Padre German went out a day or two later, which was good since she died just af ew days ago. 

This week we had a group come out to weed the parish coffee field. Twenty-five came, including about 16 young people. I went and picked them up some of them in one community.
There was a horse grazing near the coffee field. Two guys decided to give it stylish braids!
I didn’t take them back to their communities since I had planned to visit a priest friend of mine who is the priest for Amigos de Jesús which serves about 130 children from difficult living situations.

The trip was filled with surprises. The international highway had suffered from the rains.
There was even a new road sign – “Geological fault.”
In addition, the road into Amigos had been cut off for a short time; part of the road being washed away by a river. A new road was carved out a little above the washout.
I was at Amigos de Jesús less than 48 hours, but it was a time to catch up with Padre Pato, serve as deacon at Mass twice (preaching once), relax, pray, and read. It was good for me. I want to return sometime next year.
I left Thursday morning, since I had agreed to a Celebration of the Word with Communion for the end of a novenario in San Antonio El Alto for Don Efraín.

 The novenario is a beautiful tradition here after a death. People meet, usually in the home of the deceased, for nine days. People come and pray and be with the mourning family. What a great way to say goodbye to a loved one and to mourn in community.

Often the family asks for a Mass on the ninth day. The pastor was not available and so they asked me. I was most happy to go since I had brought Communion to Don Efraín and his wife several times. I drove part of the way and parked the car up from the house and walked the rest.
A good crowd was there from many villages, since family members and friends often come from afar.
For me, it is privilege to be able to be present and bring the consolation of the Church.

Friday, I had a training for new catechists. Because of the weather we didn’t have as many as I had hoped.
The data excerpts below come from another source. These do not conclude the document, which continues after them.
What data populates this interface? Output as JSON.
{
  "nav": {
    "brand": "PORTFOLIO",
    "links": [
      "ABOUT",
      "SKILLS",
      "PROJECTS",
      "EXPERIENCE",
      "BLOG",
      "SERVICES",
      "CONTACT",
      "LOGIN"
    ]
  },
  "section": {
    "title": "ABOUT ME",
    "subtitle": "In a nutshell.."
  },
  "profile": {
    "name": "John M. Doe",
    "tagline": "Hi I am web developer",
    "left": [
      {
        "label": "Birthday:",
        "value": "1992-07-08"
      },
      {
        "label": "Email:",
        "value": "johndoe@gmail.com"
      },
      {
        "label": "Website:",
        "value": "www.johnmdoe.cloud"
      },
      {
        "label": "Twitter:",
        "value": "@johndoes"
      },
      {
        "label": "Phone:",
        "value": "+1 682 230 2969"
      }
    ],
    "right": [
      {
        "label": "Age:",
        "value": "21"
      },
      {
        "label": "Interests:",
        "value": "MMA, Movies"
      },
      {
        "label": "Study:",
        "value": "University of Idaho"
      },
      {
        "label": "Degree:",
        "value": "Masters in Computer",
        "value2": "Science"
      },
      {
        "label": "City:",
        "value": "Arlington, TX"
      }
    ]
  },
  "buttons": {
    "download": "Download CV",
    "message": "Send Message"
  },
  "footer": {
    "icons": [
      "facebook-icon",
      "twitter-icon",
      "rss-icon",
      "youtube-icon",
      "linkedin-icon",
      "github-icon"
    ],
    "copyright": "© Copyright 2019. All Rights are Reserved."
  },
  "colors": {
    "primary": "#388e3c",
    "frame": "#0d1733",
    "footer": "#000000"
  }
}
But I did an extended catequesis on the Bible. 

Today, Saturday, I'm working at home: cleaning the house, rearranging drawers, washing some clothing (and hope it dries in three days), writing this blog, preparing for Sunday's homily.

Tomorrow, we will welcome the missionaries back with a 10:00 am in the main church in Dulce Nombre.

One last thought. About a month or two ago, after visiting a family in their home, I thought about my ministry and my vocation. I realized that I need to make a regular examination of my life, asking "When was the last time I was in the home of a poor family?"